磯部舞子さんが加わり、3人で舞台の上を回りながら演奏する。なにかよくわからないが底抜けに楽しい。
パットンと交替で河村博司さんが登場して1曲歌う。サポートするアパップと磯部さんのヴァイオリンがちゃんとハモっている。
2曲目は磯部さんのインストルメンタル。即興パートでは2人のヴァイオリンが変奏のかけ合いをする。いやスリリング。磯部さん、アパップとこういうので1枚作ってください。

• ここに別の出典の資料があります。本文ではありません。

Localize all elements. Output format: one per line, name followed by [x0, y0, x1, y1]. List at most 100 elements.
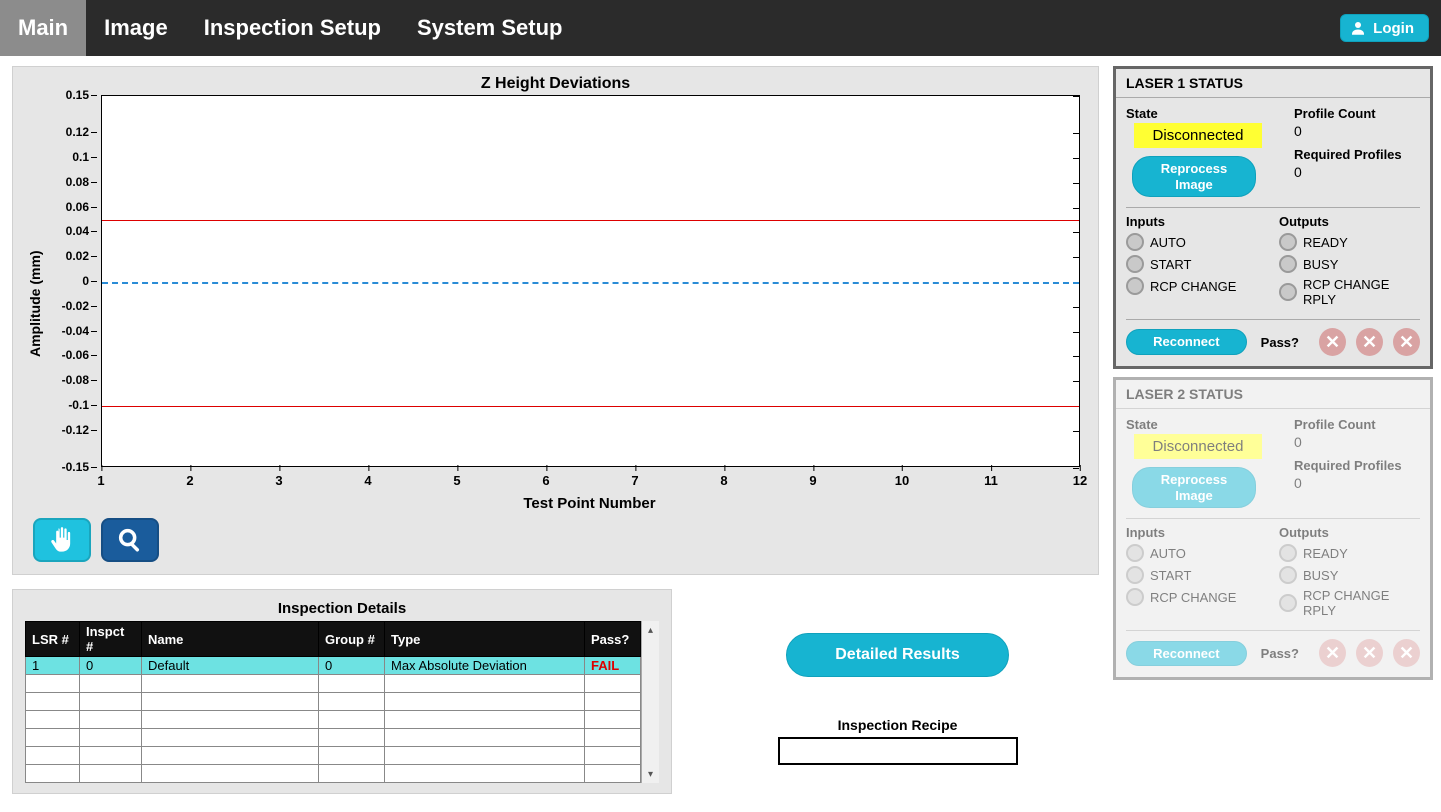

ここで今日参加ならなかった太田氏に捧げるとして〈これが自由というものか〉を河村さんが音頭をとって歌う。ミュージシャンたちも加わる。
サクラ・チェンバー・オーケストラ再登場。磯部さんはアパップに何か一つ日本の曲をもって帰ってらいたいと考えて、自分としてはこれしかないと〈サクラ〉を選んだ。全員で演奏するのだが、ひとしきりやったところで酒井さんが進みでて北欧風にアレンジしてソロをとる。チーフテンズがコンサートの最後にいつもやっていたアレだ。引込むとまた全員で一小節。以下、ミュージシャンたちが各々の流儀でアレンジして聴かせる。山田&小寺、新倉、パットンはノコギリ・ヴァイオリン。アパップがクラシック調にアレンジ。締めは磯部&河村のコンビでロック調にかなりすっとんだアレンジ。最後に河村さんが音頭をとり、客席も一緒にうたって幕。

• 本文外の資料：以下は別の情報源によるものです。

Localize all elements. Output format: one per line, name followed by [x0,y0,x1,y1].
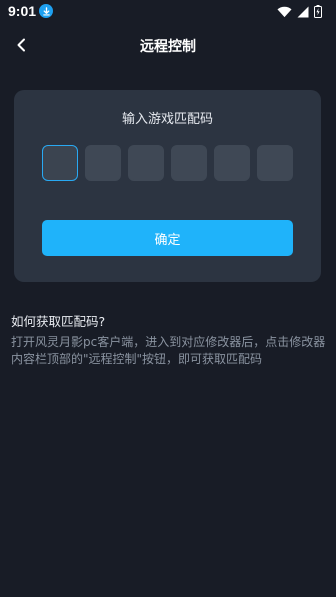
card-title: 输入游戏匹配码 [121,112,213,127]
code-box-2[interactable] [85,145,121,181]
help-description: 打开风灵月影pc客户端，进入到对应修改器后，点击修改器内容栏顶部的"远程控制"按… [11,335,326,366]
code-box-3[interactable] [128,145,164,181]
confirm-button[interactable]: 确定 [42,220,293,256]
status-time: 9:01 [8,3,37,19]
status-icons [277,5,322,18]
code-box-1[interactable] [42,145,78,181]
nav-bar: 远程控制 [0,26,336,64]
match-code-input[interactable] [42,145,293,181]
page-title: 远程控制 [140,39,196,55]
signal-icon [297,6,309,17]
code-box-5[interactable] [214,145,250,181]
match-code-card: 输入游戏匹配码 确定 [14,90,321,282]
battery-icon [314,5,322,18]
download-icon [39,4,53,18]
status-bar: 9:01 [0,0,336,24]
wifi-icon [277,6,292,17]
code-box-6[interactable] [257,145,293,181]
code-box-4[interactable] [171,145,207,181]
help-title: 如何获取匹配码? [11,314,106,329]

今回の企画はアパップに惚れこんでどうしても日本に呼びたいと磯部さんが奮闘して実現されたものと聞く。アパップにはそういう魅力がある、というのをまざまざと実感した。この形はかれの幅の広さと懐の深さ、音楽家としてのスケールの大きさを実感させてくれて大成功だと思う。たいへんではあろうが、ぜひ、再度来てもらって、今度はアパップ自身の音楽をじっくり味わってみたい。